Тогда на сцену вышла девочка из первого действия и поклонилась:
– Не уходи! Моим мертвым плохо сегодня вечером; засунь мне палец в ухо, чтобы я и во сне знала, что ты здесь. Слушай! Сердце во мраке отстукивает сумму чьих-то лет, которые исполняются в нас…
Это было предвестием третьей, самой младшей смерти капитана. На сцене стояла ночь (такая же, как и за стенами шатра). Два человека с фонарями и саблями шли навстречу друг другу. Было очевидно, что это дуэль. Один из них изображал капитана Опуича (во французском мундире), а другой – австрийского офицера. Тот, что изображал Опуича, вдруг остановился, воткнул саблю в землю, повесил на нее фонарь, а сам, отступив в сторону и намереваясь напасть на соперника со спины, стал подкрадываться к нему в темноте, следя за тем, как тот нерешительно стоит с фонарем в руке в нескольких шагах от него и не понимает, что задумал его враг и почему остановился. В этот момент, совершенно того не ожидая, Харлампий Опуич в темноте напоролся прямо на штык австрийца, далеко от его сабли и фонаря, которые тот тоже хитроумно оставил воткнутыми посреди дороги. И это стало третьей смертью капитана Харлампия Опуича.
«Ничего не понимаю», – думал молодой Опуич, покидая шатер.
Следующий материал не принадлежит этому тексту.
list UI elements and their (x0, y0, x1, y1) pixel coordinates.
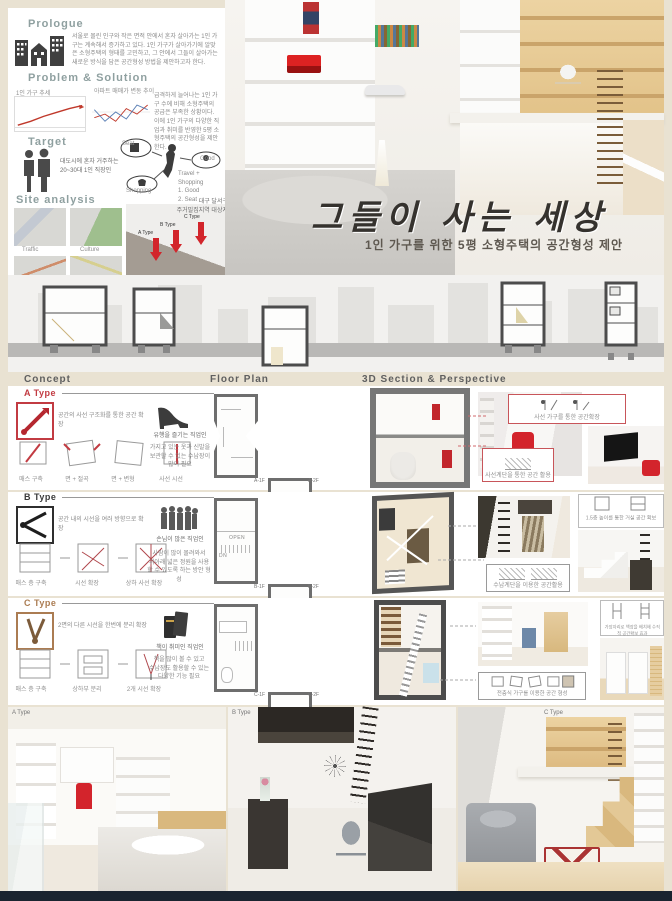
target-desc: 대도시에 혼자 거주하는 20~30대 1인 직장인 (60, 158, 122, 176)
bottom-render-c-label: C Type (544, 710, 563, 716)
c-step-3: 2개 시선 확장 (122, 684, 166, 693)
column-header-floor-plan: Floor Plan (210, 374, 269, 385)
b-step-2: 시선 확장 (70, 578, 104, 587)
row-b-type: B Type 공간 내의 시선을 여러 방향으로 확장 매스 층 구축 시선 확… (8, 492, 664, 596)
a-callout-1-caption: 사선 가구를 통한 공간확장 (534, 412, 600, 421)
map-traffic-label: Traffic (22, 247, 38, 253)
bottom-render-b: B Type (228, 707, 456, 891)
a-render-2 (588, 426, 664, 484)
a-type-label: A Type (24, 388, 56, 398)
bottom-render-a-label: A Type (12, 710, 30, 716)
a-step-4: 사선 시선 (152, 474, 190, 483)
a-render-red-sofa (642, 460, 660, 476)
c-concept-icon (16, 612, 54, 650)
c-callout-1-diagram (601, 601, 663, 621)
skyline-silhouette (8, 275, 664, 372)
a-step-1: 매스 구축 (14, 474, 48, 483)
b-persona-name: 손님이 많은 직업인 (150, 536, 210, 545)
loft-ladder (597, 70, 623, 190)
target-node-good: Good (200, 156, 215, 162)
c-callout-1-caption: 가장자리로 책장을 배치해 수직적 공간확보 효과 (603, 624, 661, 637)
bottom-accent-strip (0, 891, 672, 901)
c-concept-note: 2면의 다른 시선을 한번에 분리 확장 (58, 622, 148, 631)
b-dark-cabinet (248, 799, 288, 869)
c-3d-bookwall (381, 607, 401, 647)
c-type-header: C Type (24, 598, 214, 608)
row-c-type: C Type 2면의 다른 시선을 한번에 분리 확장 매스 층 구축 상하부 … (8, 598, 664, 705)
b-callout-lines (418, 516, 578, 576)
hero-render: 그들이 사는 세상 1인 가구를 위한 5평 소형주택의 공간형성 제안 (225, 0, 664, 275)
target-node-seat: Seat (122, 141, 134, 147)
b-office-chair (336, 817, 366, 877)
poster-board: { "prologue": { "title": "Prologue", "te… (0, 0, 672, 901)
chart-singles-trend (14, 96, 86, 132)
b-desk-dark (368, 783, 432, 871)
a-concept-note: 공간의 사선 구조화를 통한 공간 확장 (58, 412, 148, 429)
prologue-title: Prologue (28, 18, 84, 30)
c-wood-floor (458, 862, 664, 891)
c-step-1: 매스 층 구축 (12, 684, 50, 693)
b-concept-note: 공간 내의 시선을 여러 방향으로 확장 (58, 516, 148, 533)
a-plan-1f (214, 394, 258, 478)
left-info-panel: Prologue 서울로 몰린 인구와 작은 면적 안에서 혼자 살아가는 1인… (8, 8, 225, 275)
a-red-chair (76, 783, 92, 809)
bottom-render-b-label: B Type (232, 710, 251, 716)
map-active-area (14, 256, 66, 276)
toy-robot (303, 2, 319, 34)
b-type-label: B Type (24, 492, 56, 502)
prologue-text: 서울로 몰린 인구와 작은 면적 안에서 혼자 살아가는 1인 가구는 계속해서… (72, 33, 220, 68)
a-callout-lines (308, 406, 488, 466)
column-header-3d-section: 3D Section & Perspective (362, 374, 507, 385)
target-title: Target (28, 136, 67, 148)
hero-bookshelf-mid (460, 0, 520, 120)
axon-label-a: A Type (138, 230, 153, 236)
c-step-2: 상하부 분리 (68, 684, 106, 693)
b-wall-clock (324, 755, 346, 777)
high-heel-icon (156, 404, 190, 430)
c-render-wardrobe-1 (606, 652, 626, 694)
a-persona-name: 유행을 즐기는 직업인 (150, 432, 210, 441)
a-step-2: 면 + 절곡 (60, 474, 94, 483)
a-closet (60, 747, 114, 783)
site-analysis-title: Site analysis (16, 194, 96, 206)
c-loft-edge (518, 767, 638, 777)
b-callout-1-caption: 1.5층 높이를 통한 거실 공간 확보 (585, 514, 656, 522)
a-concept-icon (16, 402, 54, 440)
b-plan-1f: OPEN DN (214, 498, 258, 584)
a-type-header: A Type (24, 388, 214, 398)
buildings-icon (14, 34, 66, 66)
b-plan-open: OPEN (229, 535, 245, 541)
map-traffic (14, 208, 66, 246)
b-callout-1-diagram (579, 495, 663, 513)
c-render-wardrobe-2 (628, 652, 648, 694)
c-callout-1: 가장자리로 책장을 배치해 수직적 공간확보 효과 (600, 600, 664, 636)
a-bed-headboard (158, 811, 226, 829)
b-concept-icon (16, 506, 54, 544)
c-wood-stairs (586, 777, 634, 847)
b-type-header: B Type (24, 492, 214, 502)
a-persona-desc: 가지고 있는 옷과 신발을 보관할 수 있는 수납장이 많이 필요 (148, 444, 212, 470)
crowd-icon (158, 506, 198, 532)
people-icon (20, 148, 54, 194)
b-step-1: 매스 층 구축 (12, 578, 50, 587)
c-type-label: C Type (24, 598, 56, 608)
toy-truck (287, 55, 321, 73)
c-render-2 (600, 638, 664, 700)
b-plan-dn: DN (219, 553, 227, 559)
c-render-wood-shelf (650, 646, 662, 696)
city-sections-band (8, 275, 664, 372)
a-callout-2: 사선계단을 통한 공간 활용 (482, 448, 554, 482)
a-callout-2-caption: 사선계단을 통한 공간 활용 (485, 470, 551, 479)
b-render-2 (578, 530, 664, 592)
c-plan-1f (214, 604, 258, 692)
problem-solution-title: Problem & Solution (28, 72, 148, 84)
floor-lamp (375, 140, 389, 186)
books-shelf-1 (375, 25, 419, 47)
column-header-concept: Concept (24, 374, 71, 385)
bottom-render-a: A Type (8, 707, 226, 891)
a-glass-railing (8, 803, 44, 891)
b-flower-vase (260, 777, 270, 801)
row-a-type: A Type 공간의 사선 구조화를 통한 공간 확장 매스 구축 면 + 절곡… (8, 386, 664, 490)
b-persona-desc: 사람이 많이 몰려와서 위아래 넓은 정원을 사용 할 수 있도록 하는 방안 … (146, 550, 212, 585)
hero-wood-loft (520, 0, 664, 120)
c-bookshelf-right (634, 713, 664, 843)
site-note: 대구 달서구 주거밀집지역 대상지 (176, 198, 228, 216)
c-callout-2-caption: 전층식 가구를 이용한 공간 형성 (497, 688, 568, 696)
stairs-diagram-a (505, 458, 531, 470)
a-callout-1: 사선 가구를 통한 공간확장 (508, 394, 626, 424)
a-callout-1-diagram (537, 398, 597, 412)
b-render-loft (518, 500, 552, 514)
b-callout-1: 1.5층 높이를 통한 거실 공간 확보 (578, 494, 664, 528)
poster-subtitle: 1인 가구를 위한 5평 소형주택의 공간형성 제안 (365, 236, 655, 253)
b-callout-2-caption: 수납계단을 이용한 공간활용 (493, 580, 563, 589)
map-culture (70, 208, 122, 246)
a-render-tv (604, 432, 638, 462)
c-callout-lines (416, 618, 576, 688)
loft-chair (555, 62, 581, 96)
toy-car (365, 85, 405, 95)
b-render-white-stairs (584, 552, 628, 578)
books-icon (160, 610, 194, 640)
b-render-dark-shelf (630, 560, 652, 590)
bottom-render-c: C Type (458, 707, 664, 891)
map-commerce (70, 256, 122, 276)
c-persona-name: 책이 취미인 직업인 (150, 644, 210, 653)
b-loft-bed-dark (258, 707, 354, 743)
target-node-shopping: Shopping (126, 188, 151, 194)
map-culture-label: Culture (80, 247, 99, 253)
chart-apartment-price (92, 94, 150, 130)
a-step-3: 면 + 변형 (106, 474, 140, 483)
axon-label-b: B Type (160, 222, 175, 228)
a-bed (98, 827, 226, 891)
c-persona-desc: 책을 많이 볼 수 있고 수납장도 활용할 수 있는 다양한 기능 필요 (146, 656, 212, 682)
poster-title: 그들이 사는 세상 (311, 190, 661, 239)
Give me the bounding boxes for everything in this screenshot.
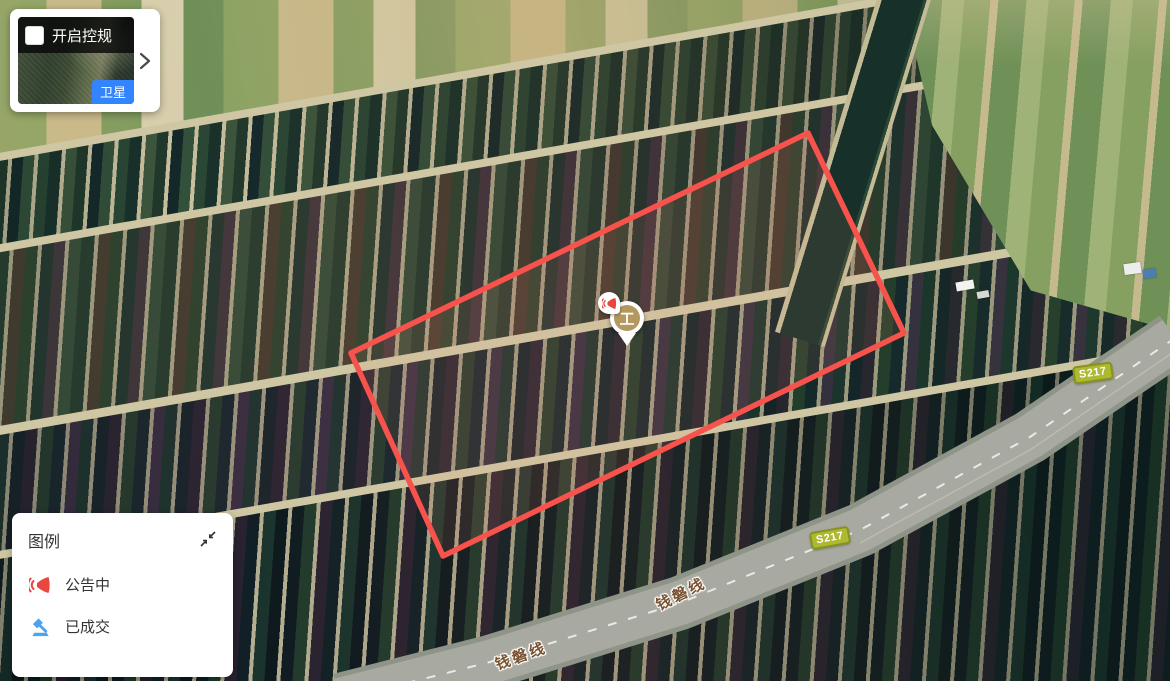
building xyxy=(1123,262,1141,275)
layer-expand-button[interactable] xyxy=(134,51,156,71)
layer-thumbnail[interactable]: 开启控规 卫星 xyxy=(18,17,134,104)
planning-checkbox[interactable] xyxy=(25,26,44,45)
satellite-layer-badge: 卫星 xyxy=(92,80,134,104)
legend-item-announcing: 公告中 xyxy=(28,574,217,595)
layer-switcher[interactable]: 开启控规 卫星 xyxy=(10,9,160,112)
gavel-icon xyxy=(28,616,52,637)
legend-item-label: 已成交 xyxy=(65,616,110,637)
horn-icon xyxy=(28,574,52,595)
pin-label: 工 xyxy=(619,308,634,329)
planning-checkbox-label: 开启控规 xyxy=(52,25,112,46)
legend-collapse-button[interactable] xyxy=(199,530,217,553)
announcement-horn-icon xyxy=(598,292,620,314)
collapse-arrows-icon xyxy=(199,530,217,548)
satellite-map[interactable]: S217 S217 钱磐线 钱磐线 工 开启控规 卫星 xyxy=(0,0,1170,681)
legend-item-sold: 已成交 xyxy=(28,616,217,637)
chevron-right-icon xyxy=(138,51,152,71)
planning-toggle-bar[interactable]: 开启控规 xyxy=(18,17,134,53)
legend-panel: 图例 公告中 xyxy=(12,513,233,677)
legend-title: 图例 xyxy=(28,528,60,552)
building xyxy=(1142,268,1156,279)
legend-item-label: 公告中 xyxy=(65,574,110,595)
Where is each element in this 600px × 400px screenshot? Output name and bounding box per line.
В этот момент у себя за спиной он услышал голос:
– Тем лучше, что не понимаешь!
Оглянувшись, поручик увидел Мага с цветущими в волосах розами и спросил его:
– Где же правда? Жив мой отец или нет?
– У каждого человека не одно прошлое, а два, – отвечал Маг, – одно называется «замедление», это прошлое растет вместе с человеком с самого его рождения и ведет к смерти. Второе прошлое называется «ход», и оно возвращает человека к его рождению. У них разная продолжительность. В зависимости от того, какое из них длиннее, человек заболевает или не заболевает от своей собственной смерти. Второе означает, что человек строит свое прошлое и по ту сторону могилы и оно продолжает расти и после его смерти. Истина же находится где-то между первым и вторым прошлым… Но почему бы господину поручику не поискать Папессу? – спросил вдруг Маг и удалился.
Второй ключ
Папесса (жрица)
* * *
Папесса могла прочитать в слезах любого человека все, что он видел во сне. Весь свой век она провела в Ульме и в молодости гаданием не занималась. Она говорила: «К чему мне смотреть в чужой кусок времени только для того, чтобы увидеть, из чего это время сшито? Меня не интересует, что господа носят в своих часах и который час у дам под корсетом».
Рассказывают, что она решила на углу одной улицы построить небольшой домик. Как только закончились земляные работы, строители потребовали, чтобы она принесла свои карты, велели их хорошо перемешать и перекрестить, а затем под каждый из семидесяти восьми камней фундамента ее дома положили вверх рубашкой по одной карте. И не открывали их, чтобы посмотреть, где какая.